Bob includes nods to his old compadres Jerry Jeff Walker (“Shell Game”), Gary P.Nunn and the Lost Gonzo Band (“Public Domain”, “Caution to the Wind”), and early influences like Uncle Walt's Band, with a previously unreleased Walter Hyatt gem , “Early Days”. There are new co-writes with Bob's many stellar songwriting friends, like John Hadley (“A Few Things Right”), Laurie Turner (“That's the Way Things Go” - also featuring a brilliant duet vocal with Eliza Gilkyson), Susan Herndon (the whimsical “You Got My Goat”), and a new/old co-write with Michael Martin Murphey (“It Just Might Be Your Lovin'”), a song that Murphey had started decades ago, never finished and basically lost, until Bob resurrected it from his own archives and completed it. Fellow Lubbock native, playwright, poet, singer-songwriter and music folklorist Andy Wilkinson co-wrote the beautiful and delicate “Cowgirl's Lullaby” with Bob, also featuring a beautiful duet with rising vocal star Kelley Mickwee, formerly of the Trishas and currently touring with Shinyribs. Bob's new song “Can't Get Enough of It” is a moving and poignant look back at it all, acknowledging the preciousness of these moments when seen through the lens of a life well lived.

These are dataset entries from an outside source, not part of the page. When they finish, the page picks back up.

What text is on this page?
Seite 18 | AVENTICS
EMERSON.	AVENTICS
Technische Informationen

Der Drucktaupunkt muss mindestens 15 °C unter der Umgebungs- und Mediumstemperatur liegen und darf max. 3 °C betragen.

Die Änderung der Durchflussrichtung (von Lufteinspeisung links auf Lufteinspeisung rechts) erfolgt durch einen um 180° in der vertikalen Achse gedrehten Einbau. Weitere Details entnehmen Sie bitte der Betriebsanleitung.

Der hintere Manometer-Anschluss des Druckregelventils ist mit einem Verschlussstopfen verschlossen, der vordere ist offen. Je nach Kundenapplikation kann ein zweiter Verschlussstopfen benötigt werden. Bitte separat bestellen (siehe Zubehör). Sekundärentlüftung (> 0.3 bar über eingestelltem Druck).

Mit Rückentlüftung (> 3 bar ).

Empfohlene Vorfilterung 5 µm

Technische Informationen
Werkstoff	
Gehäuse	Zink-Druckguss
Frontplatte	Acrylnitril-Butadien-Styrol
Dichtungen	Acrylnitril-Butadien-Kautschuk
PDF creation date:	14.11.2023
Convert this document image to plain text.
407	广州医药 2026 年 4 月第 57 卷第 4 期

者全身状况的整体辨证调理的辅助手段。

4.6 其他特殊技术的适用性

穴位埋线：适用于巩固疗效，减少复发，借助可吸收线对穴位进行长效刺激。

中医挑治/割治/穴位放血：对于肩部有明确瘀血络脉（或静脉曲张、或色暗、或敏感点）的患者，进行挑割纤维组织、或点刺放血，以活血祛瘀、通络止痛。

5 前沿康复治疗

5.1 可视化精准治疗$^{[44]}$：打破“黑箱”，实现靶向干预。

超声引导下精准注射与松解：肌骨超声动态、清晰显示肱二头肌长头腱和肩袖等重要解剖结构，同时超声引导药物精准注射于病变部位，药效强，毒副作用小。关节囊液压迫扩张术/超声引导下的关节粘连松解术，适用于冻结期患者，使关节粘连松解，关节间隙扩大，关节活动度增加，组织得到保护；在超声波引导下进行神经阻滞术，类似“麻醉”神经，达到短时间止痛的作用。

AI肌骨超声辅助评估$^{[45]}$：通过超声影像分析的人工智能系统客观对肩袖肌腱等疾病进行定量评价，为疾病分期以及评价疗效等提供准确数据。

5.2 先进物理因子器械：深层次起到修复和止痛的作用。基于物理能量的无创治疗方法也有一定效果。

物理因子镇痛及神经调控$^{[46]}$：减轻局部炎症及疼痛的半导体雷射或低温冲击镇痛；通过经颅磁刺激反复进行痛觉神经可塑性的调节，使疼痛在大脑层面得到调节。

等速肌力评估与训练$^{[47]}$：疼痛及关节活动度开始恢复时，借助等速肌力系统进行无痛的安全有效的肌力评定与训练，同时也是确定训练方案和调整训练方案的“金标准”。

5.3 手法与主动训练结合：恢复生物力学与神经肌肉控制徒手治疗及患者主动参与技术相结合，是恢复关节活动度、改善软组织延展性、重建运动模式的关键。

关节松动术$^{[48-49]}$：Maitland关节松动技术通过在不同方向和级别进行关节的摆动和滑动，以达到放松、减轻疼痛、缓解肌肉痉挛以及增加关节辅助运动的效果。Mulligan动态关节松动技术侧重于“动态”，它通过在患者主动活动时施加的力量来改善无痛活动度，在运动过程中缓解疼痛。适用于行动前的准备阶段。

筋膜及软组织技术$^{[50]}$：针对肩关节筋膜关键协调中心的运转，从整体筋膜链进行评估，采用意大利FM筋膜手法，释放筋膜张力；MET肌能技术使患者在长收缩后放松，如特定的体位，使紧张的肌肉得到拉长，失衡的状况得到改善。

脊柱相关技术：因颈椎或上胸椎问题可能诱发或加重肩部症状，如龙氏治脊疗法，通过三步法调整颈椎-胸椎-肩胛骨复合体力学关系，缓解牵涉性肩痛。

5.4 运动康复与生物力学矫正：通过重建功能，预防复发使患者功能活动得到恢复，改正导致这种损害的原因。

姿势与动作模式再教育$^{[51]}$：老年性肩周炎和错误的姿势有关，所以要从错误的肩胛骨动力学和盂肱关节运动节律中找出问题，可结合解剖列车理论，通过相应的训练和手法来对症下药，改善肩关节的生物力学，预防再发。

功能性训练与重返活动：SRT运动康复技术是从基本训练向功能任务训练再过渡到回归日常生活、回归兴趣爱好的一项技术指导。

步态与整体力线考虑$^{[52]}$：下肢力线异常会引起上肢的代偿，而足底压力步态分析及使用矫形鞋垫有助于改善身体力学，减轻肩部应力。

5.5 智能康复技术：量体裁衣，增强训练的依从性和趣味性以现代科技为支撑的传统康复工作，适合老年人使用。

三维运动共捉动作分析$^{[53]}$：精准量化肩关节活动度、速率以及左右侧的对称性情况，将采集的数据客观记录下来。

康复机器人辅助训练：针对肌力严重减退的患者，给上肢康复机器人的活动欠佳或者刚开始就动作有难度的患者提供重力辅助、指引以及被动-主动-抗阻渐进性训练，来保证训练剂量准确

All in all, Up the Flatland Stairs is a truly brilliant statement of someone who's pretty much seen it all, yet is still an active and vital artistic voice, still walking the path, still exploring, and still doing it all with a twinkle in his eye. The loving co- production of Don Richmond and Howlin' Dog Records ranges from delicate acoustic to driving electric, from a spare and single thread to a tapestry of instruments weaving together – always seeking to give each song just what it wants. The rich and varied landscape makes for a most interesting journey.